Ville ou jouir, et autres textes navrants, Christophe Esnault (par Jean-Paul Gavard-Perret)
Ville ou jouir, et autres textes navrants, mars 2020, 164 pages, 14 €
Ecrivain(s): Christophe Esnault Edition: Editions Louise Bottu
La ville et ses fantômes
Christophe Esnault s’élève entre autres et à sa manière contre les impostures de la poésie et de son édition dans un livre où sans s’engendrer les uns les autres, les textes se complètent.
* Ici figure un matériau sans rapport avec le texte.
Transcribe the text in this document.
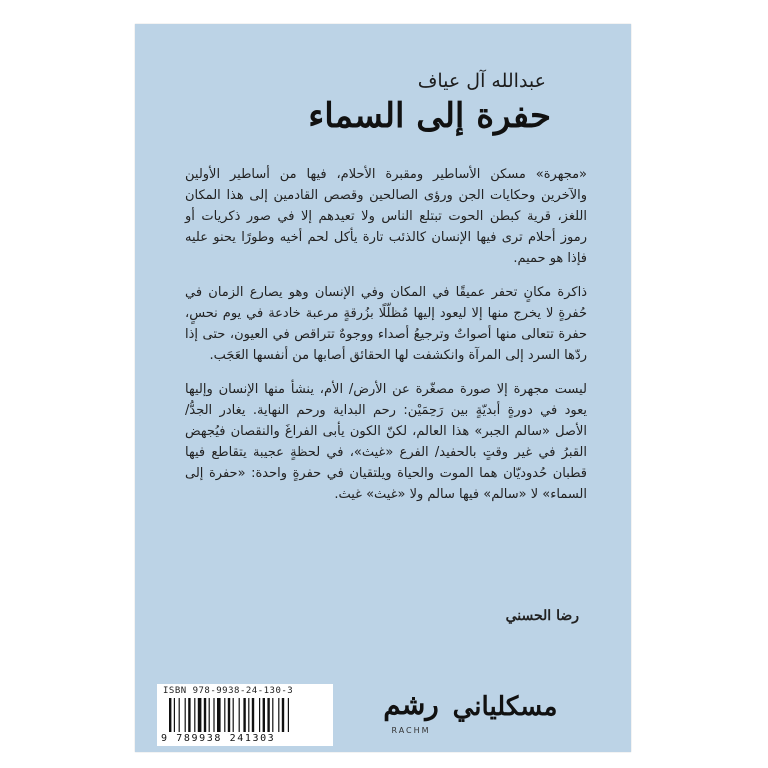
عبدالله آل عياف
حفرة إلى السماء

«مجهرة» مسكن الأساطير ومقبرة الأحلام، فيها من أساطير الأولين والآخرين وحكايات الجن ورؤى الصالحين وقصص القادمين إلى هذا المكان اللغز، قرية كبطن الحوت تبتلع الناس ولا تعيدهم إلا في صور ذكريات أو رموز أحلام ترى فيها الإنسان كالذئب تارة يأكل لحم أخيه وطورًا يحنو عليه فإذا هو حميم.

ذاكرة مكانٍ تحفر عميقًا في المكان وفي الإنسان وهو يصارع الزمان في حُفرةٍ لا يخرج منها إلا ليعود إليها مُظلّلًا بزُرقةٍ مرعبة خادعة في يوم نحسٍ، حفرة تتعالى منها أصواتٌ وترجيعُ أصداء ووجوهٌ تتراقص في العيون، حتى إذا ردّها السرد إلى المرآة وانكشفت لها الحقائق أصابها من أنفسها العَجَب.

ليست مجهرة إلا صورة مصغّرة عن الأرض/ الأم، ينشأ منها الإنسان وإليها يعود في دورةٍ أبديّةٍ بين رَحِمَيْن: رحم البداية ورحم النهاية. يغادر الجدُّ/ الأصل «سالم الجبر» هذا العالم، لكنّ الكون يأبى الفراغَ والنقصان فيُجهض القبرُ في غير وقتٍ بالحفيد/ الفرع «غيث»، في لحظةٍ عجيبة يتقاطع فيها قطبان حُدوديّان هما الموت والحياة ويلتقيان في حفرةٍ واحدة: «حفرة إلى السماء» لا «سالم» فيها سالم ولا «غيث» غيث.

رضا الحسني
ISBN 978-9938-24-130-3
9 789938 241303
رشم
RACHM
مسكلياني
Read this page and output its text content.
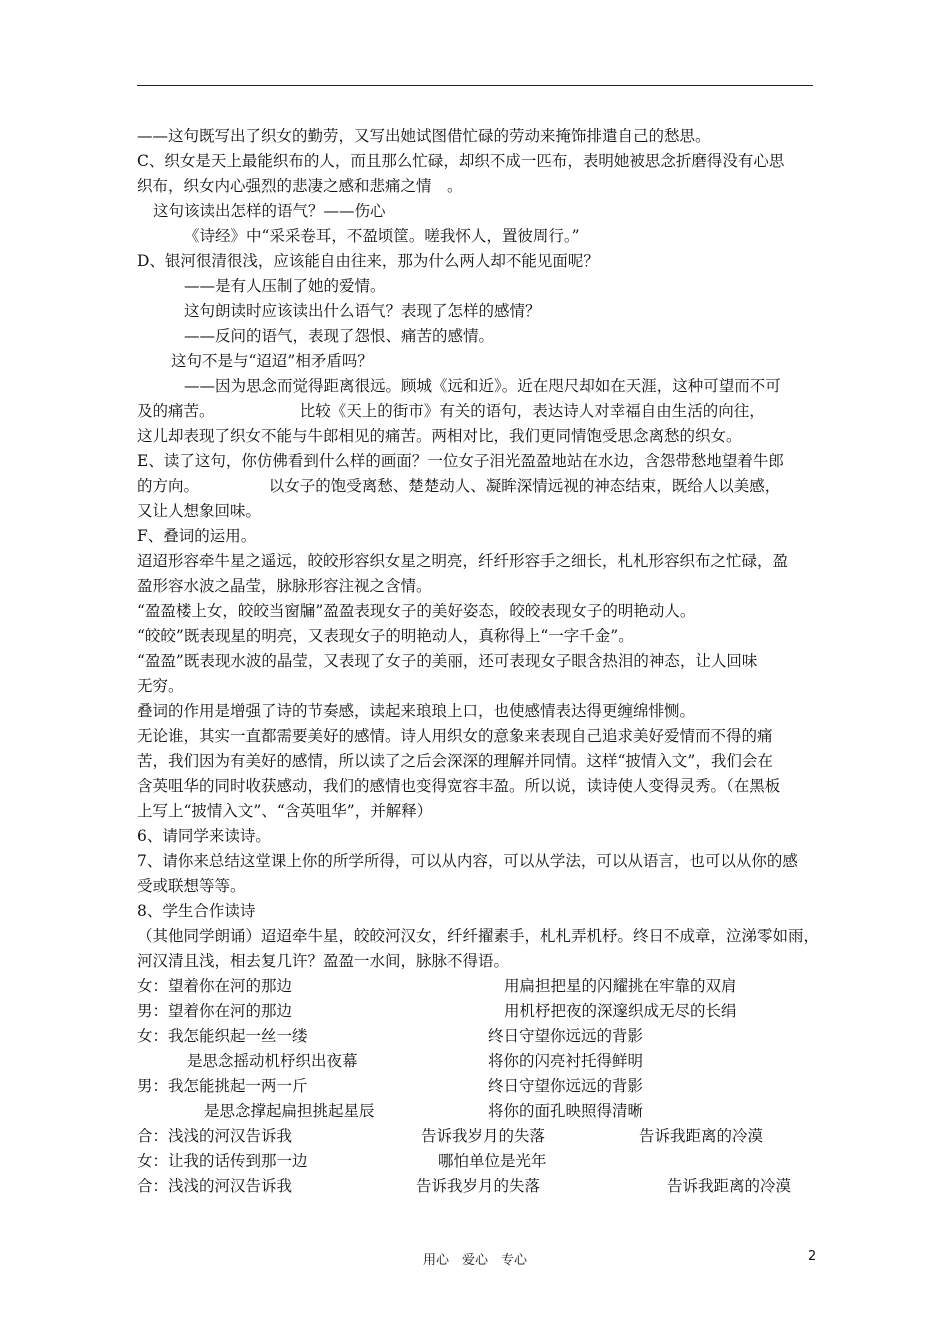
——这句既写出了织女的勤劳，又写出她试图借忙碌的劳动来掩饰排遣自己的愁思。
C、织女是天上最能织布的人，而且那么忙碌，却织不成一匹布，表明她被思念折磨得没有心思
织布，织女内心强烈的悲凄之感和悲痛之情　。
这句该读出怎样的语气？——伤心
《诗经》中“采采卷耳，不盈顷筐。嗟我怀人，置彼周行。”
D、银河很清很浅，应该能自由往来，那为什么两人却不能见面呢？
——是有人压制了她的爱情。
这句朗读时应该读出什么语气？表现了怎样的感情？
——反问的语气，表现了怨恨、痛苦的感情。
这句不是与“迢迢”相矛盾吗？
——因为思念而觉得距离很远。顾城《远和近》。近在咫尺却如在天涯，这种可望而不可
及的痛苦。　　　　　　比较《天上的街市》有关的语句，表达诗人对幸福自由生活的向往，
这儿却表现了织女不能与牛郎相见的痛苦。两相对比，我们更同情饱受思念离愁的织女。
E、读了这句，你仿佛看到什么样的画面？一位女子泪光盈盈地站在水边，含怨带愁地望着牛郎
的方向。　　　　　以女子的饱受离愁、楚楚动人、凝眸深情远视的神态结束，既给人以美感，
又让人想象回味。
F、叠词的运用。
迢迢形容牵牛星之遥远，皎皎形容织女星之明亮，纤纤形容手之细长，札札形容织布之忙碌，盈
盈形容水波之晶莹，脉脉形容注视之含情。
“盈盈楼上女，皎皎当窗牖”盈盈表现女子的美好姿态，皎皎表现女子的明艳动人。
“皎皎”既表现星的明亮，又表现女子的明艳动人，真称得上“一字千金”。
“盈盈”既表现水波的晶莹，又表现了女子的美丽，还可表现女子眼含热泪的神态，让人回味
无穷。
叠词的作用是增强了诗的节奏感，读起来琅琅上口，也使感情表达得更缠绵悱恻。
无论谁，其实一直都需要美好的感情。诗人用织女的意象来表现自己追求美好爱情而不得的痛
苦，我们因为有美好的感情，所以读了之后会深深的理解并同情。这样“披情入文”，我们会在
含英咀华的同时收获感动，我们的感情也变得宽容丰盈。所以说，读诗使人变得灵秀。（在黑板
上写上“披情入文”、“含英咀华”，并解释）
6、请同学来读诗。
7、请你来总结这堂课上你的所学所得，可以从内容，可以从学法，可以从语言，也可以从你的感
受或联想等等。
8、学生合作读诗
（其他同学朗诵）迢迢牵牛星，皎皎河汉女，纤纤擢素手，札札弄机杼。终日不成章，泣涕零如雨，
河汉清且浅，相去复几许？盈盈一水间，脉脉不得语。
女：望着你在河的那边	用扁担把星的闪耀挑在牢靠的双肩
男：望着你在河的那边	用机杼把夜的深邃织成无尽的长绢
女：我怎能织起一丝一缕	终日守望你远远的背影
是思念摇动机杼织出夜幕	将你的闪亮衬托得鲜明
男：我怎能挑起一两一斤	终日守望你远远的背影
是思念撑起扁担挑起星辰	将你的面孔映照得清晰
合：浅浅的河汉告诉我	告诉我岁月的失落	告诉我距离的冷漠
女：让我的话传到那一边	哪怕单位是光年
合：浅浅的河汉告诉我	告诉我岁月的失落	告诉我距离的冷漠
用心　爱心　专心	2
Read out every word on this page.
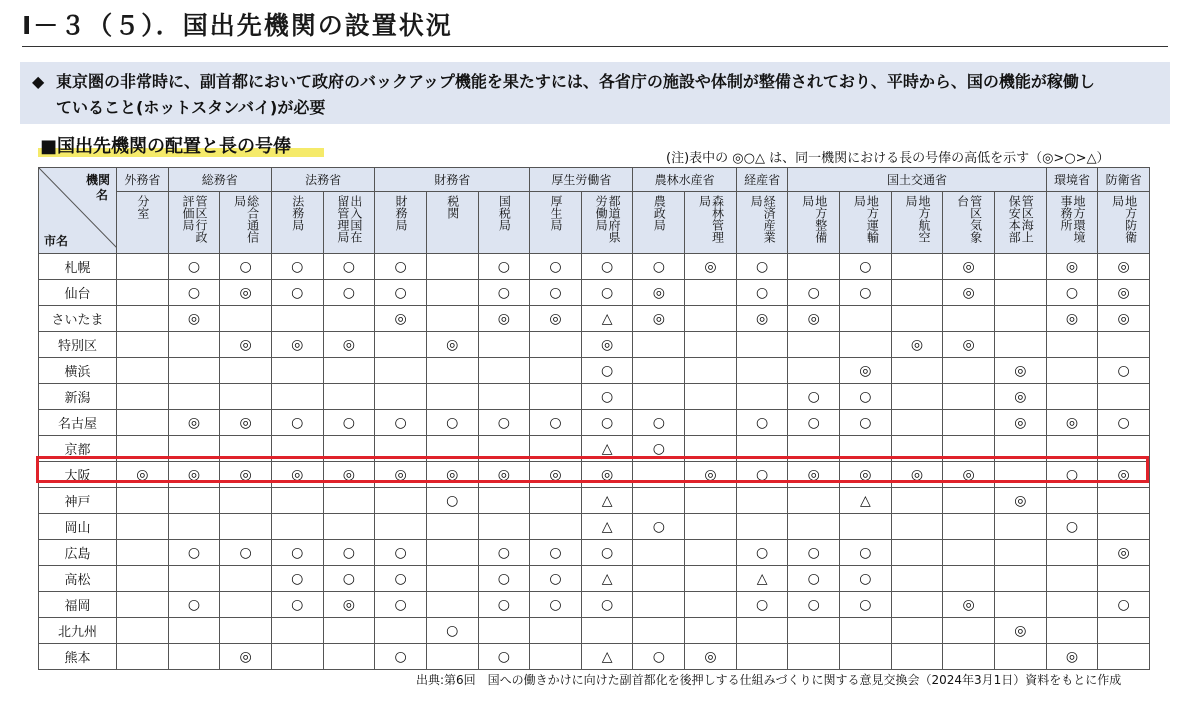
Ⅰ－３（５）．国出先機関の設置状況
◆ 東京圏の非常時に、副首都において政府のバックアップ機能を果たすには、各省庁の施設や体制が整備されており、平時から、国の機能が稼働し
ていること(ホットスタンバイ)が必要
■国出先機関の配置と長の号俸
(注)表中の ◎○△ は、同一機関における長の号俸の高低を示す（◎>○>△）
機関
名
市名	外務省	総務省		法務省		財務省			厚生労働省		農林水産省		経産省	国土交通省					環境省	防衛省
	分室	管区行政評価局	総合通信局	法務局	出入国在留管理局	財務局	税関	国税局	厚生局	都道府県労働局	農政局	森林管理局	経済産業局	地方整備局	地方運輸局	地方航空局	管区気象台	管区海上保安本部	地方環境事務所	地方防衛局
札幌		○	○	○	○	○		○	○	○	○	◎	○		○		◎		◎	◎
仙台		○	◎	○	○	○		○	○	○	◎		○	○	○		◎		○	◎
さいたま		◎				◎		◎	◎	△	◎		◎	◎					◎	◎
特別区			◎	◎	◎		◎			◎						◎	◎			
横浜										○					◎			◎		○
新潟										○				○	○			◎		
名古屋		◎	◎	○	○	○	○	○	○	○	○		○	○	○			◎	◎	○
京都										△	○									
大阪	◎	◎	◎	◎	◎	◎	◎	◎	◎	◎		◎	○	◎	◎	◎	◎		○	◎
神戸							○			△					△			◎		
岡山										△	○								○	
広島		○	○	○	○	○		○	○	○			○	○	○					◎
高松				○	○	○		○	○	△			△	○	○					
福岡		○		○	◎	○		○	○	○			○	○	○		◎			○
北九州							○											◎		
熊本			◎			○		○		△	○	◎							◎	
出典:第6回　国への働きかけに向けた副首都化を後押しする仕組みづくりに関する意見交換会（2024年3月1日）資料をもとに作成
Certains diront que les hallucinations sont innombrables là où l’auteur n’a rien d’un petit soldat. Ils peuvent même penser que son Cogito est percé de trous. Mais c’est qu’une illusion de ceux qui ne connaissent pas la nuit et préfèrent la poésie qui ne fait pas de plis.
Esnault dessine ici un cheminement, une dérive. Il ne croit pas à la solidarité ni que l’amour domine le monde. D’où son « besoin vital de se retrouver seul(e) ». D’autant qu’il a une certitude : il ne vaut pas mieux que les autres. Ce qui ajoute de la valeur à ce qu’il écrit.
Ses textes sont là pour dire ce qui est. Et qui nous sommes avec nos névroses comme diverses gaietés de l’escadron humain. D’où une écriture acerbe où par la bande se dit le possible et l’impossible de ceux qui fomentent la poésie. Mais pas seulement.
Sachant que très tôt la lumière se retire, Esnault parie ou a parié sur la caverne de la nuit se vantant de sa force comme de sa faiblesse. Une angoisse pèse sur lui mais l’ironie la biaise, et sans vraiment le mettre en exergue se lit dans ce texte un savoir d’amour.
Le tout dans les ruines de la ville la nuit, ses épiphanies, ses commotions soudaines. C’est pour Esnault à la fois une manière de prendre la fuite et de résister là où la réalité – et quelle que soit l’heure – est dure à étreindre.
Au moment où du dehors, le nocturne semble avoir gagné sa propre existence, le poète crée des changements de registre d’un texte à l’autre et jusqu’au « bonus track » final. D’où le souffle agissant d’un livre dont la ferveur dans la colère contre soi et le monde est incandescente. Elle ne cesse de remuer les nuits blanches comme les braises et les « baises » de l’existence.
Jean-Paul Gavard-Perret
Christophe Esnault, né en 1972, vit à Chartres. Lecteur boulimique de tous les auteurs écorchés de génie depuis Isidore Ducasse, il se dit resté traumatisé par les innombrables lectures du sublime 4.48 Psychose, de Sarah Kane.